Climb the highest mountain in Hawaii

Called Mauna Kea, Hawaii’s highest mountain is a dormant shield volcano that stands 13,796 feet above the Pacific Ocean on The Big Island. Climbing Mauna Kea doesn’t take technical skill, but it’s a strenuous effort, even for well conditioned hikers.

A road snakes its way to the summit, but it’s not uncommon for it to close due to snow, ice and wind, particularly during winter.

Climbers attempting this sky-scraping volcano must be prepared for rapidly shifting weather and have good shoes, properly-layered clothing and ample food and water.

The Mauna Kea climbing route

The trek to the top of Hawaii’s highest volcano starts at 9,200 feet at the Maunakea Visitor Information Station (VIS) and climbs 4,670 feet over 6.5 miles, making for a lung-burning 13-mile round trip that’s certain to leave you with sore feet and aching legs.
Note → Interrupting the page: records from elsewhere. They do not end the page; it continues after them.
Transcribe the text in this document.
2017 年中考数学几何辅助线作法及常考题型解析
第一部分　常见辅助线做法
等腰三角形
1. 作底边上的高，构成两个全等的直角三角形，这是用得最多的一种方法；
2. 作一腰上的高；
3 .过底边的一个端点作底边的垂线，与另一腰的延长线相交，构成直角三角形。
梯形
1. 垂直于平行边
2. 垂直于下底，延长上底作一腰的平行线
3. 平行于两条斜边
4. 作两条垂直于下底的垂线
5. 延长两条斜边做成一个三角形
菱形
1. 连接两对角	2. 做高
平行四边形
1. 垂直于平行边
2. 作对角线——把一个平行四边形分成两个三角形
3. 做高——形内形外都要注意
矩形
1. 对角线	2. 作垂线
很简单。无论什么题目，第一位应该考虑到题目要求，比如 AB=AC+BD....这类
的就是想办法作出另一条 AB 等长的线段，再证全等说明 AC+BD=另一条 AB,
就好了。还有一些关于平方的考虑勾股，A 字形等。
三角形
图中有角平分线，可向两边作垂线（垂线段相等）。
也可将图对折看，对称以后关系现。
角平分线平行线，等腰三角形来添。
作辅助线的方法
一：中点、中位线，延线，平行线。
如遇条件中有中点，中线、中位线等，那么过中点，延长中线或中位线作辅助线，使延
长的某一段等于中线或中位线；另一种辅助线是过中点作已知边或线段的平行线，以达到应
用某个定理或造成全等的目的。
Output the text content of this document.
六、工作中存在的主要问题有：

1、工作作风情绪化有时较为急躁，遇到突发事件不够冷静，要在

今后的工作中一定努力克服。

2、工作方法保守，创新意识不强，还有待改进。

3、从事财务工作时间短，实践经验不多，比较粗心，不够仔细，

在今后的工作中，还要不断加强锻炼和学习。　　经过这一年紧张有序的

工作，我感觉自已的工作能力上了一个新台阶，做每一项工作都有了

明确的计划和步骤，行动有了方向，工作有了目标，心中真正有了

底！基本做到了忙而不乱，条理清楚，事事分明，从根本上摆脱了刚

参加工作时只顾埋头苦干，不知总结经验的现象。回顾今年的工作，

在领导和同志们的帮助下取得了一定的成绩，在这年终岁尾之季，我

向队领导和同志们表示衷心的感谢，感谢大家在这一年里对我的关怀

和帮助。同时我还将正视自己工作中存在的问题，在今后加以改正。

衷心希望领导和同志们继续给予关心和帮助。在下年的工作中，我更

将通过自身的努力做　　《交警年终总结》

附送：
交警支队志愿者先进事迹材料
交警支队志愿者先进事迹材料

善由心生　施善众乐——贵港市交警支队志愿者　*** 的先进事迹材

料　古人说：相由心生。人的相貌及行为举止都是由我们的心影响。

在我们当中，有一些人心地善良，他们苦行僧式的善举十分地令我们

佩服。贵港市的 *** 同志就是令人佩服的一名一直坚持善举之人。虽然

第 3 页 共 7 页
The Mauna Kea-Humu'ula Trail is well signed, super obvious or both, so while the effort will wipe you out, you’re unlikely to get lost.

We left our rental house on Kealakekua Bay before dawn and arrived at the VIS as the sky started glowing twilight orange. We slipped into long underwear and winter hats in the parking lot, donned packs and aimed uphill.

From the VIS parking lot you hike about a quarter mile up the paved road before turning left (west) and climb a wide, well-worn trail to a ridge with sweeping views to the east and west. We stopped to watch the sun rise and admired the numerous small cinder cones that speckled the valley between Mauna Kea and the neighboring volcano, Mauna Loa, before resuming the climb.

The trail follows the ridge and is quite steep for a few miles. More than once, I looked up at a towering cinder cone as we approached and wondered if we’d have to climb it. Each time the trail went around and, eventually, far higher.

Vegetation also changes rapidly with the ascent. Desert scrub gives way to spotty grasses and then no vegetation at all. Within the first 2,000 feet we realized the upper reaches of Mauna Kea are comprised entirely of lava and devoid of life. If the wind isn’t blowing, it is dead still and silent. If anything lives up there (and I’m sure it does), we didn’t see it.

Climbers encounter some of the toughest uphill hiking within the first 2,000 vertical feet, and then the grade mellows until the final summit push.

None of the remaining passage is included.